Élu Meilleur film de tous les temps par l'American Film Institute.
Synopsis
Sur la grille entourant le domaine de Xanadu un panneau porte l'inscription "no trespassing".
À l'intérieur du château, meurt un homme solitaire. Il laisse tomber une boule de verre contenant une maisonnette enneigée et prononce le mot "Rosebud ". Une infirmière recouvre son corps.
Une bande d'actualités cinématographiques résume la vie et la carrière de cet homme, Charles Foster Kane (Orson Welles) en quelques séquences. Kane, vivant dans la somptueuse demeure qu'il s'était faite construire, Xanadu, qui devait d'ailleurs rester inachevée, y avait entassé d'innombrables pièces de collection, et notamment des sculptures qu'il laissait le plus souvent dans leurs caisses, sans les ouvrir. Il possédait trente-sept journaux, une chaîne de radio, des immeubles, des navires, etc.
Après avoir visionné la bande d'actualités, le directeur de l'agence qui l'a produite donne pour mission à l'un de ses journalistes, Thompson (William Alland), d'enquêter sur le sens du dernier mot prononcé par Kane : "Rosebud". Thompson se rend d'abord dans le cabaret de Susan Alexander (Dorothy Comingore) à Atlantic City. Ivre, elle refuse de le recevoir. Thompson est ensuite autorisé à lire le manuscrit des mémoires de Thatcher (George Coulouris), le tuteur de Kane.
Harry Shannon, George Coulouris et Agnes Moorehead
Premier flash-back. En 1871, contre la volonté de son père (Harry Shannon), la mère (Agnes Moorehead) de Kane avait confié l'enfant à Thatcher qui gérait sa fortune. Le petit Charles avait repoussé et frappé Thatcher avec son traîneau. Il était désespéré de devoir quitter ses parents.
Harry Shannon, George Coulourisn Agnes Moorehead et Buddy Swan
À vingt-cinq ans, ayant été renvoyé de nombreux collèges, il possédait la sixième fortune du monde. Parmi toutes ses possessions, la seule qui l'intéressait vraiment est le petit journal, L'Inquirer qu'il va diriger personnellement selon des méthodes nouvelles. L'Inquirer dénoncera tous les scandales, y compris celui d'une compagnie de chemin de fer dont Kane est l'un des principaux actionnaires. En 1929, il renoncera à tous ses journaux. "Si je n'avais pas été riche, dit-il, j'aurais pu devenir un grand homme ".
Everett Sloane, Joseph Cotten et Orson Welles
Retour au présent. Thompson va trouver Bernstein (Everett Sloane), le bras droit de Kane.
Deuxième flash-back. Bernstein évoque la reprise en main par Kane de L'Inquirer.
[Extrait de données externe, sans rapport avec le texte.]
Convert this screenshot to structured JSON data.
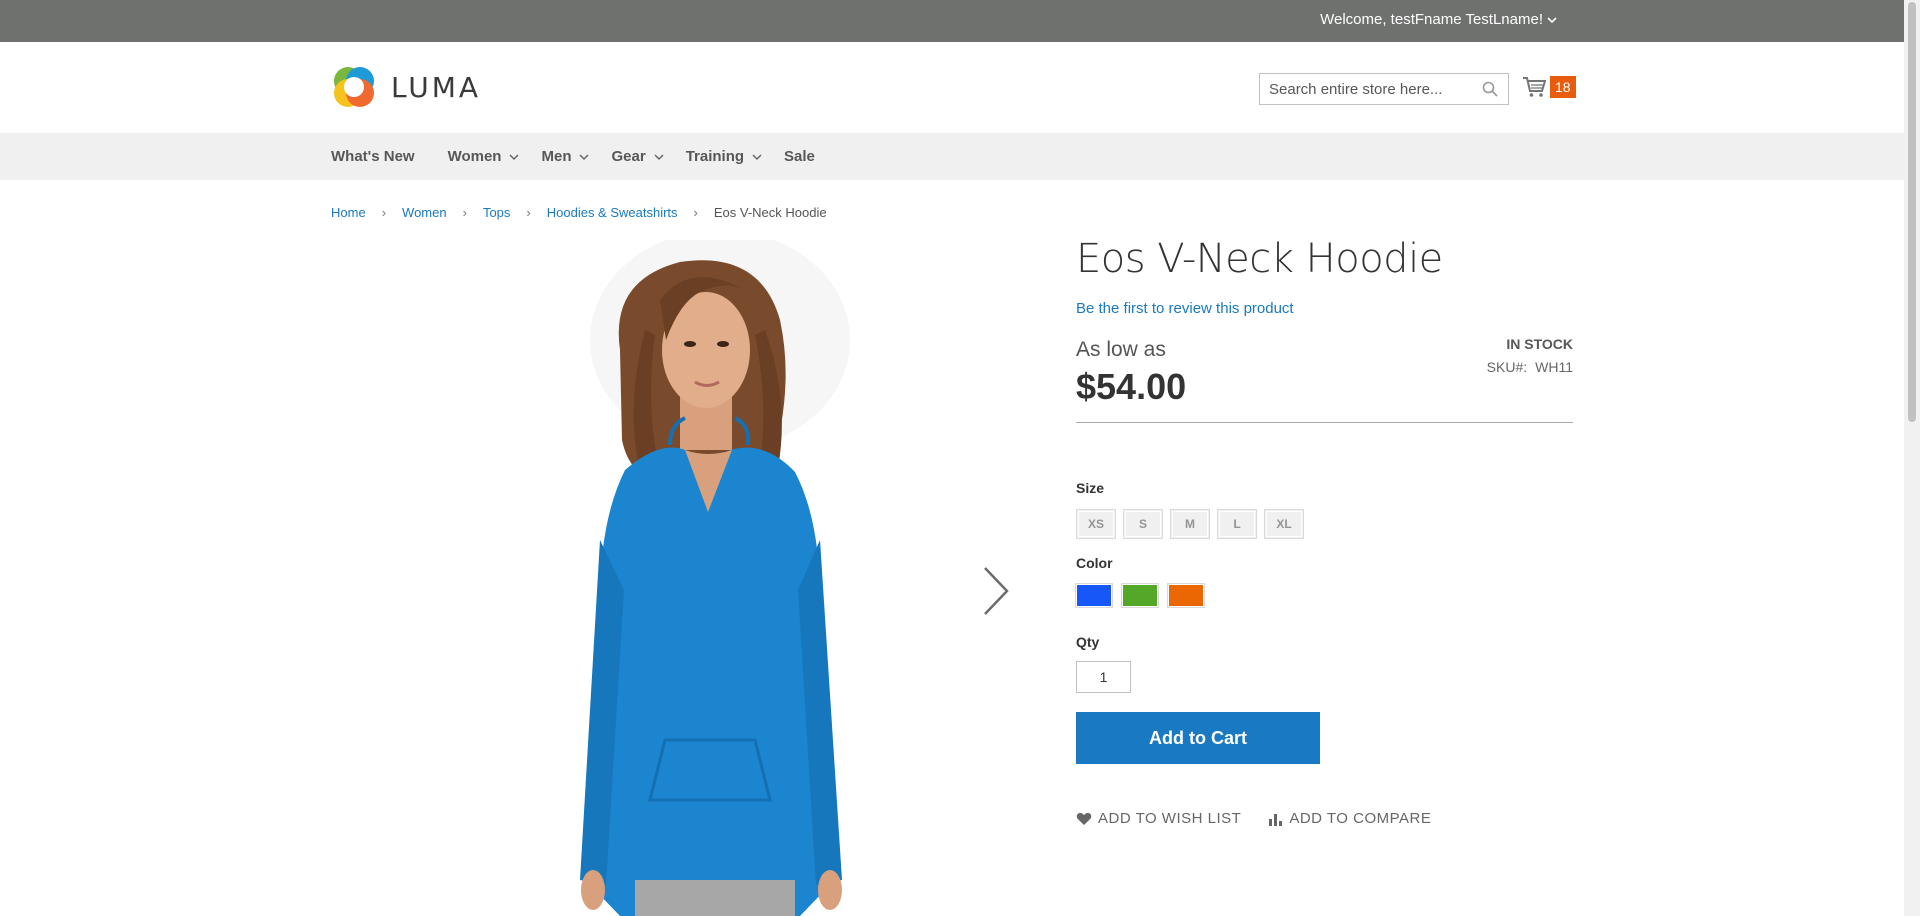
{
  "header": {
    "welcome_text": "Welcome, testFname TestLname!",
    "logo_text": "LUMA",
    "search_placeholder": "Search entire store here...",
    "cart_count": "18"
  },
  "nav": {
    "items": [
      {
        "label": "What's New",
        "dropdown": false
      },
      {
        "label": "Women",
        "dropdown": true
      },
      {
        "label": "Men",
        "dropdown": true
      },
      {
        "label": "Gear",
        "dropdown": true
      },
      {
        "label": "Training",
        "dropdown": true
      },
      {
        "label": "Sale",
        "dropdown": false
      }
    ]
  },
  "breadcrumb": {
    "items": [
      "Home",
      "Women",
      "Tops",
      "Hoodies & Sweatshirts"
    ],
    "current": "Eos V-Neck Hoodie"
  },
  "product": {
    "title": "Eos V-Neck Hoodie",
    "review_link": "Be the first to review this product",
    "price_prefix": "As low as",
    "price": "$54.00",
    "stock": "IN STOCK",
    "sku_label": "SKU#:",
    "sku_value": "WH11",
    "size_label": "Size",
    "sizes": [
      "XS",
      "S",
      "M",
      "L",
      "XL"
    ],
    "color_label": "Color",
    "colors": [
      "#1857f7",
      "#53a828",
      "#eb6703"
    ],
    "qty_label": "Qty",
    "qty_value": "1",
    "add_to_cart": "Add to Cart",
    "wishlist": "ADD TO WISH LIST",
    "compare": "ADD TO COMPARE"
  },
  "icons": {
    "search": "search-icon",
    "cart": "cart-icon",
    "next": "chevron-right-icon",
    "heart": "heart-icon",
    "compare": "bar-chart-icon"
  }
}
Kane s'installe dans les bureaux du journal pour y vivre vingt-quatre heures sur vingt-quatre. Il écrit et publie une déclaration de principes dans laquelle il jure d'être le champion des droits du citoyen et de toujours dire la vérité. Le tirage de L'Inquirer dépasse bientôt celui de son rival du Chronicle. Un grand banquet, agrémenté de girls venant faire leur numéro, fête le succès du journal. Kane achète en Europe le plus gros diamant du monde. Il épouse Emily Norton (Ruth Warrick), nièce du Président des États-Unis.
Orson Welles et Ruth Warrick
Retour au présent. Bernstein émet l'hypothèse que Rosebud est peut-être quelque chose que Kane avait perdu. Il conseille à Thompson d'aller interroger Jedediah Leland (Joseph Cotten), condisciple et meilleur ami de Kane avant leur brouille. Thompson se rend à l'hôpital Huntington dans lequel Jedediah Leland vit en permanence à cause de son grand âge. Celui-ci déclarera notamment à Thompson, à propos de Kane : "Ses actes étaient brutaux (…) Il avait une sorte de grandeur (…) Il ne livrait jamais rien de lui-même (…) Il avait des quantités d'opinions différentes".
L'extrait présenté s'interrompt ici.